For more information, visit the PCFA website at pcfala.net.
Los Angeles is a major hub for psychoanalysis and it is therefore not surprising to know that there are many institutes in the area, including:
- Psychoanalytic Center of California: p-c-c.org
- New Center for Psychoanalysis: newcenterforpsychoanalysis.org
- Institute of Contemporary Psychoanalysis: icpla.edu
- LA Institute and Society for Psychoanalytic Studies: laisps.org
- Jung Institute: junginla.org
Each of these schools has their own educational lecture series, and UCLA residents are often invited for free or at discounted rates. Many of them offer short- or long-term training programs (one to two years, in the evenings) in psychoanalytic psychotherapy. Every year a few residents participate in these programs, and they are encouraged by the program administration.
Los Angeles attracts an enormous amount of conferences and lectures, some of which are affiliated with the aforementioned psychoanalytic institutes but by no means all. For example, each year UCLA hosts a three-day conference on Mentalization Based Treatment (MBT), put on by the Anna Freud Center from London. Lecturers include Anthony Bateman and Peter Fonagy, the original developers of MBT, as well as UCLA’s own professors Robin Kissel and Daniel Kupper. Residents are offered subsidies to attend this certificate-bearing conference, and this is just one of the many opportunities available.

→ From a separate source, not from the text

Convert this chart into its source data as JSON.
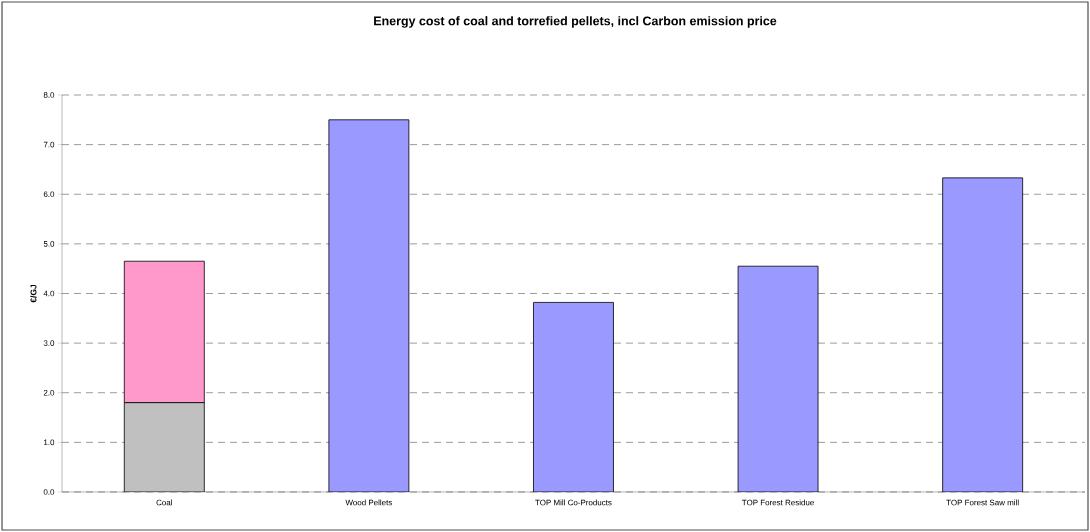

Each year, the PCFA invites a pre-eminent psychiatrist to come speak to UCLA faculty and trainees at a special conference. Past speakers have have included Allan Abbass, M.D., Frank Yeomans, M.D., Salman Ahktar, M.D. and Andrew Gerber, M.D., Ph.D. Underlining UCLA’s focus on resident education, the seminar series always includes a dedicated trainee-only lecture and case conference, in which the speaker delivers a presentation tailored for the residents and a resident presents one of their long-term psychotherapy cases for discussion and analysis.